SHOW DE SLATER – Enquanto Mick Fanning sofria para vencer as duas baterias que precisava para garantir o título mundial, Kelly Slater só assistia o campeonato. Isto porque ele já estava na terceira quarta de final por ter passado direto da quarta fase, pulando a repescagem que Fanning teve que disputar por ter perdido para Yadin Nicol na rodada classificatória que fechou a terça-feira. Sem a pressão pela vitória no Billabong Pipe Masters, que era sua única chance de conquista do título mundial, desde que Mick Fanning não passasse das quartas de final, Slater começou a dar um verdadeiro show para o público que lotou a praia no sábado ensolarado no Havaí.

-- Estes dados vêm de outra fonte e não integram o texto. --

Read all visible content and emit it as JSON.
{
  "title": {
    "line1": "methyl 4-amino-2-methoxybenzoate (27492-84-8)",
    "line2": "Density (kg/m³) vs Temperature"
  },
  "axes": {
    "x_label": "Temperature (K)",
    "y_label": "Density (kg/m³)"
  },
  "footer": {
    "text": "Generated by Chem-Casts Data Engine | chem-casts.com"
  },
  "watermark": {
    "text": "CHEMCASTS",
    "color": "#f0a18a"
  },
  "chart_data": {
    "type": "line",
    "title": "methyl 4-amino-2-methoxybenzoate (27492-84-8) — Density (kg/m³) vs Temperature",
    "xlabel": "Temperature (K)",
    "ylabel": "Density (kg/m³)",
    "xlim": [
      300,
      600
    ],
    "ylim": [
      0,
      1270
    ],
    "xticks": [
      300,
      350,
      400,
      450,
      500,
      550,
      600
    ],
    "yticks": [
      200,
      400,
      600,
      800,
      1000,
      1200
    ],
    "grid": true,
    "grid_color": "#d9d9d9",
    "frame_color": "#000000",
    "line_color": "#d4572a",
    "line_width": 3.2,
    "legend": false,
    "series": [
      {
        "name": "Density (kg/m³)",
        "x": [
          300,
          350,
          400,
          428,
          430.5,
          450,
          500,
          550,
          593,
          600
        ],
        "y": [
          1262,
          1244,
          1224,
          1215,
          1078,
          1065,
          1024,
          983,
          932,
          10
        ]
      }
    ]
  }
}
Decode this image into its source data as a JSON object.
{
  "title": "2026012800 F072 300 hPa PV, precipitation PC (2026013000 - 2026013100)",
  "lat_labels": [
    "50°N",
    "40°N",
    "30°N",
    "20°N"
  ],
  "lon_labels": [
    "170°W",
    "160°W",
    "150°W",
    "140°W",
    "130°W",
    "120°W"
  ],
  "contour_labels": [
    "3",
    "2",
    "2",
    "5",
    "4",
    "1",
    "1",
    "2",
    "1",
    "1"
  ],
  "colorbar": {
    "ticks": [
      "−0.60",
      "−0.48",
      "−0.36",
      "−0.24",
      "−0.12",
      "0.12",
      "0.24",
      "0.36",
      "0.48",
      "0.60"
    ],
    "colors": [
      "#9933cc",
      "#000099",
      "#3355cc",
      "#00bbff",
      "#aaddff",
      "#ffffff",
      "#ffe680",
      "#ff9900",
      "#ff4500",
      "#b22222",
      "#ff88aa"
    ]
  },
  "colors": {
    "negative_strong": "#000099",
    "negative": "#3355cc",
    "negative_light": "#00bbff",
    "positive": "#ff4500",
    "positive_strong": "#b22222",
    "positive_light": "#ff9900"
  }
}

Na quarta de final contra o havaiano Sebastian Zietz, que tentava o bicampeonato consecutivo da Tríplice Coroa Havaiana, Kelly pegou tubos em Banzai Pipeline e no Backdoor para ser o primeiro a bater o recorde de 18,67 pontos do brasileiro Gabriel Medina em sua estreia no domingo também de condições clássicas no templo sagrado do esporte. Slater alcançou 18,80 pontos com notas 9,73 e 9,07. Já na semifinal contra o defensor do título do Billabong Pipe Masters, Joel Parkinson, foi mais fenomenal ainda e surfou um tubaço nota 10 unânime dos cinco juízes e ainda somou 9,73 para vencer com 19,73 pontos de 20 possíveis.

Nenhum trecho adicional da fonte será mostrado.